District court must reconsider order approving garnishment of purported profit-sharing plan

By Pension and Benefits Editorial Staff

A district court acted prematurely when it concluded that an investment account was not a tax-qualified ERISA plan and thus could be garnished under Florida law, the U.S. Court of Appeals in Atlanta (CA-11) has ruled. On remand, the district court must, among other things, examine the plan instrument as part of its determination as to whether the investment account is a tax-qualified retirement plan.

Garnishment. Whirlpool Corporation sought to collect a judgment for breach of contract of about $180,000 against Freight Revenue Recovery, one of its service providers. It did so in part by attempting to garnish a Charles Schwab account, valued at over $800,000 and called “Freight Revenue Recovery Sys Inc. Profit Sharing Plan/Schwab One Pension PT—PPLAN.”

Freight Avenue sought to dissolve the writ of garnishment by arguing that the Schwab account was an ERISA profit-sharing plan containing assets Freight Revenue had contributed for the benefit of its owner.
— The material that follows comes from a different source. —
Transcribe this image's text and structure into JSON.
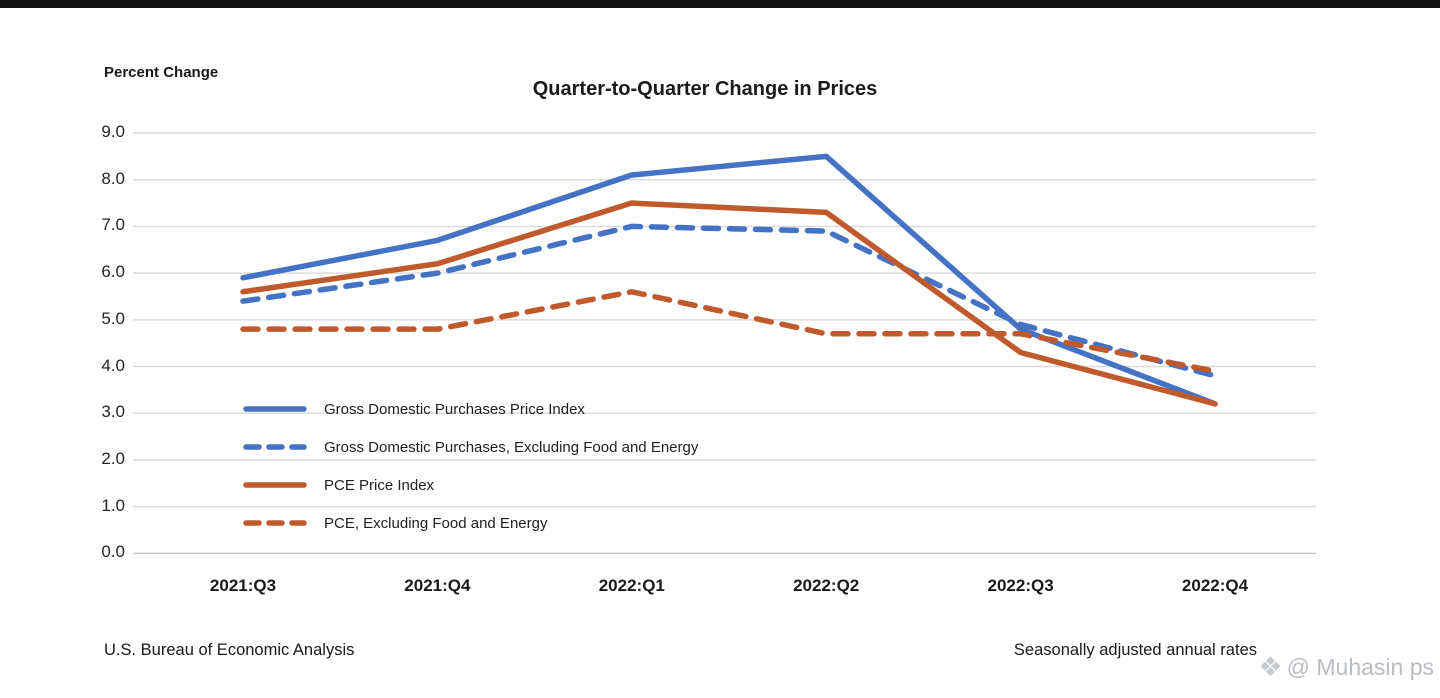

Under relevant Florida law (Fla. Stat. §222.21(2)(a)), assets in a tax-qualified plan are exempt from all claims of creditors “of the owner, beneficiary or participant.” Freight Revenue’s owner was the only participant in the plan since at least 2012.

Whirlpool countered that the account was not a qualified profit-sharing plan. It suggested that the account failed to satisfy minimum coverage requirements and that it discriminated in favor of highly compensated employees. In addition, the Freight Revenue’s owner stated he had caused the plan to purchase property he and his wife owned, which Whirlpool argued amounted to a prohibited transaction.

Given all this, a magistrate judge agreed the account was not a qualified plan and recommended that the writ of garnishment remain in effect. The district court agreed, holding that the account was not an employee benefit plan. The district court then concluded that the Schwab account is “simply an account holding Freight Revenue assets” and thus may be garnished to satisfy the judgment.

The appellate court vacated the lower court’s ruling and remanded for further proceedings. The district court’s analysis was incomplete, the court explained. With respect to the ERISA issue, the district court failed to examine the instrument creating the plan to determine whether a valid plan exists. More broadly, even if the district court is correct that no ERISA plan exists, it still must make determinations as to whether (1) Freight Revenue or its owner is the legal owner of the assets in the Schwab account and (2) if the account does not contain Freight Revenue assets, is its owner liable for the company’s debts. Whirlpool made a variety of alternative arguments asserting that Freight Revenue’s owner is personally responsible for Freight Revenue’s debt but the district court either did not consider those arguments or failed to make the relevant findings of fact.